#AlôMarciano: Contatos imediatos

Olá pessoas,
trago hoje mais um relato sobre ufologia. Hoje é o depoimento da Carla Reis.
Acompanhem!!

“Eu era céptica até ter uma experiência. Eu acredito nos Greys, que são seres bons. Aliás tive dois contatos, que depois de 24h da ocorrência, meu corpo doeu todo. Aconteceu das duas vezes. Da primeira vez tiraram liquido da minha medula espinhal e por 3 dias minha coluna doeu. Na hora que fizeram me senti muito bem. Os seres disseram que queriam as enzimas do cérebro, dopamina e seratonina. O mais engraçado é que sempre fui ARH+. Tive um acidente e precisei de transfusão de sangue. Meu corpo recusou sangue A+. Só sobrevivi quando deram sangue negativo.

O segundo contato, os seres disseram algo sobre amígdalas cerebral e óvulos. Eu morava no campo, estava conversando na rua com vizinhos e uma luz forte bateu em nós. Pensamos que fosse um helicóptero, então corremos para dentro de casa. Eu fiquei sem me mexer, a luz enviou fleshes e foi embora. Meus vizinhos então voltaram e disseram que foi um OVNI. Fiquei bem, porém no dia seguinte os meus rins doiam, tive mal estar e não conseguia fazer xixi. Algo estranho. Os Greys são parecidos conosco, mas baixinhos, cm 1,80 no máximo. Eu tinha pavor deles, comprei até uma organita pois disseram que eles não entravam em contato mais. Te seguem por toda sua vida, e sua família também. O toque da pele deles é igual a nossa, as mãos também, sem o último dedo.

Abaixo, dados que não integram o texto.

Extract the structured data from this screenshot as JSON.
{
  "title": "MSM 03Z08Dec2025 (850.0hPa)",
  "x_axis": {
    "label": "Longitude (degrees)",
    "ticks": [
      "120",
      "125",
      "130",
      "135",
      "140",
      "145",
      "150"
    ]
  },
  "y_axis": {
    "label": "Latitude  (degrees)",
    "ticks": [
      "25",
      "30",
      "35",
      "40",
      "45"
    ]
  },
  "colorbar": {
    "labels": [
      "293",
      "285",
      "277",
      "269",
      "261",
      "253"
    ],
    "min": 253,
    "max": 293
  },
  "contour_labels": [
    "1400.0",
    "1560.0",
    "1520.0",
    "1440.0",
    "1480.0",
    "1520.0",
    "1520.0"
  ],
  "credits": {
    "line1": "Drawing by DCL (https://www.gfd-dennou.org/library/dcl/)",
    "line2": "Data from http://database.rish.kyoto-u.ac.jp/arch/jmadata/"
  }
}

Eles falaram que estão recolhendo sementes do universo, pois os planetas têm a existência finita, e que podem dar vida a um planeta inabitável mas leva em torno de 10 anos para que se desenvolva um planeta habitável, e depois mais um tempo para estruturar, criar condições de vida. Primeiro precisam esterilizar o planeta para que não haja mutação genética ou ver se há seres compatíveis para que não morram no processo e sejam adaptáveis.

Aprendi com eles a não ser preconceituosa. Somos todos a mesma semente do universo. Eles deram o exemplo dos passarinhos que são todos parecidos e com cantos diferentes, cores diferentes. E o que nós chamamos de mutações não se chama assim, é apenas denominado como estado evolutivo e o próprio universo faz isso. De tempos em tempos a chamada renovação de espécie. Tudo o que é finito tem o seu ciclo de existência. Eu era muito impulsiva e depois comecei a observar mais, tentar entender as coisas e pessoas. Acho que tive uma mudança comportamental depois de tudo isso.”